After Pearl Harbor, startng in January 1942, the US government transported Japanese Americans to internment camps away from the west coast. Haruko and Niro were moved to Heart Mtn. Relocation Camp in Wyoming. As orphans, they did not have many possessions but they were forced to abandon what they did own.
After release from Heart Mountain, Haruko moved to Denver, CO. Colorado's Governor Carr was one of the few who openly welcomed Japanese Americans. It was in a dry cleanning store where she was employed that Haruko met her future husband, George Yozo Yamada. Haruko was bilingual in English and Japanese. When George returned to the US as a young man in 1937, he had difficulty with the English language. Consequently, Haruko taught George to read, write and speak English.
Haruko and George were married on August 25, 1943. Over time, they had 4 daughters and 1 son. In raising their children, they emphasized the traditional culture of Japan. The children received instruction in the Japanese language, flower arranging, brush painting, tea ceremony and classical dance. The family participated at the Denver Buddhist Temple where one daughter taught Sunday School classes and participated in flower and candle dance ceremonies at the church.
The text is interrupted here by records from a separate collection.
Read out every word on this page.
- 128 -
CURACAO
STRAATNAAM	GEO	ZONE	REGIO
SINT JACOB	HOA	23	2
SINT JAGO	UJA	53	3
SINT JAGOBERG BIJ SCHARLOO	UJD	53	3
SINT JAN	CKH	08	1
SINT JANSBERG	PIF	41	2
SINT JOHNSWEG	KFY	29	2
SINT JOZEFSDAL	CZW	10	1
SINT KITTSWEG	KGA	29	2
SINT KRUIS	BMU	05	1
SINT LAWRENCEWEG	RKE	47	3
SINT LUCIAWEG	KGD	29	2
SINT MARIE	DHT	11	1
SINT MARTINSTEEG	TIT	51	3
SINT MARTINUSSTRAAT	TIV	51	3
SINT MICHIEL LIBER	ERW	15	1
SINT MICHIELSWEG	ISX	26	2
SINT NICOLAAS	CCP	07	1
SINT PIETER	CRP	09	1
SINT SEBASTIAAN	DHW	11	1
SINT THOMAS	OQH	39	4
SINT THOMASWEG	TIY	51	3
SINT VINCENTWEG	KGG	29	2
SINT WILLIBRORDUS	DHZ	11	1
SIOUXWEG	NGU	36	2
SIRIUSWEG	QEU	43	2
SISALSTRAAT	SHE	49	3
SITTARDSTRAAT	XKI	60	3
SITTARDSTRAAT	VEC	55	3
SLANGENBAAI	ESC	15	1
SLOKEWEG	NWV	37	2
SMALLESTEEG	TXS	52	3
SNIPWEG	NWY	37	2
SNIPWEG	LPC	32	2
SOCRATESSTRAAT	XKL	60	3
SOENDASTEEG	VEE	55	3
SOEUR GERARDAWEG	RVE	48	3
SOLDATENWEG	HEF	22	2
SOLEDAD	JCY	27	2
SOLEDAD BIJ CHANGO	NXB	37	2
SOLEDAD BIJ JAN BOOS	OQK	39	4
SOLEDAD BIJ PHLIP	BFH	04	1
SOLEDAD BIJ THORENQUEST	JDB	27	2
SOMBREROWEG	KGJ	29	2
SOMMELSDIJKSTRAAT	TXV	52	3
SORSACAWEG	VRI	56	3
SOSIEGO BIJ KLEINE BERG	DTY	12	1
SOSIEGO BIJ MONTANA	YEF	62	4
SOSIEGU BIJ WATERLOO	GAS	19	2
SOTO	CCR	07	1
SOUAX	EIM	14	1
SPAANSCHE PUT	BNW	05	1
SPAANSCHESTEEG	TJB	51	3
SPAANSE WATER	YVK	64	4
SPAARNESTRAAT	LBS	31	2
Haruko spent her time as a mother, wife and homemaker. She used her skills as a seamstress to sew clothing for the children. She enjoyed knitting sweaters. She crocheted blankets, bedspreads and doilies. She used cloth from clothing that had been outgrown to fashion quilts and comforters. She made throw rugs from heavy yarn. As the children grew older and college tuitions were needed, Haruko worked as a part-time waitress at the Chinese restaurant. She sewed the Chinese style uniforms that she and George wore to work.
The family dined on a variety of Japanese, Chinese and American meals. Haruko learned the recipes from her mother's cooking, the Chinese restaurant and the homes where she had served as a maid. One celebratory meal was the January 1st New Year's feast. Haruko began preparing the special selection of customary dishes days in advance. Some of the dishes had symbolic importance and were considered mandatory eating on the first day of January.
Haruko was kind and empathic but she and George were firm and focused parents. They emphasized their children's educations. The children benefitted from piano lessons but were directed toward math and science as being more practical and useful than art and music. All 5 children graduated from college and make their livings in their chosen professions. George and Haruko have 6 grandchildren and 2 great grandchildren.
Before her death on March 22, 1994, Haruko was responsible for the family property in Okayama, Japan. Although the property rightfully belonged to Haruko's brother, Niro, he had given it to her in gratitude for raising him when they were orphans. Haruko willed the property to her niece.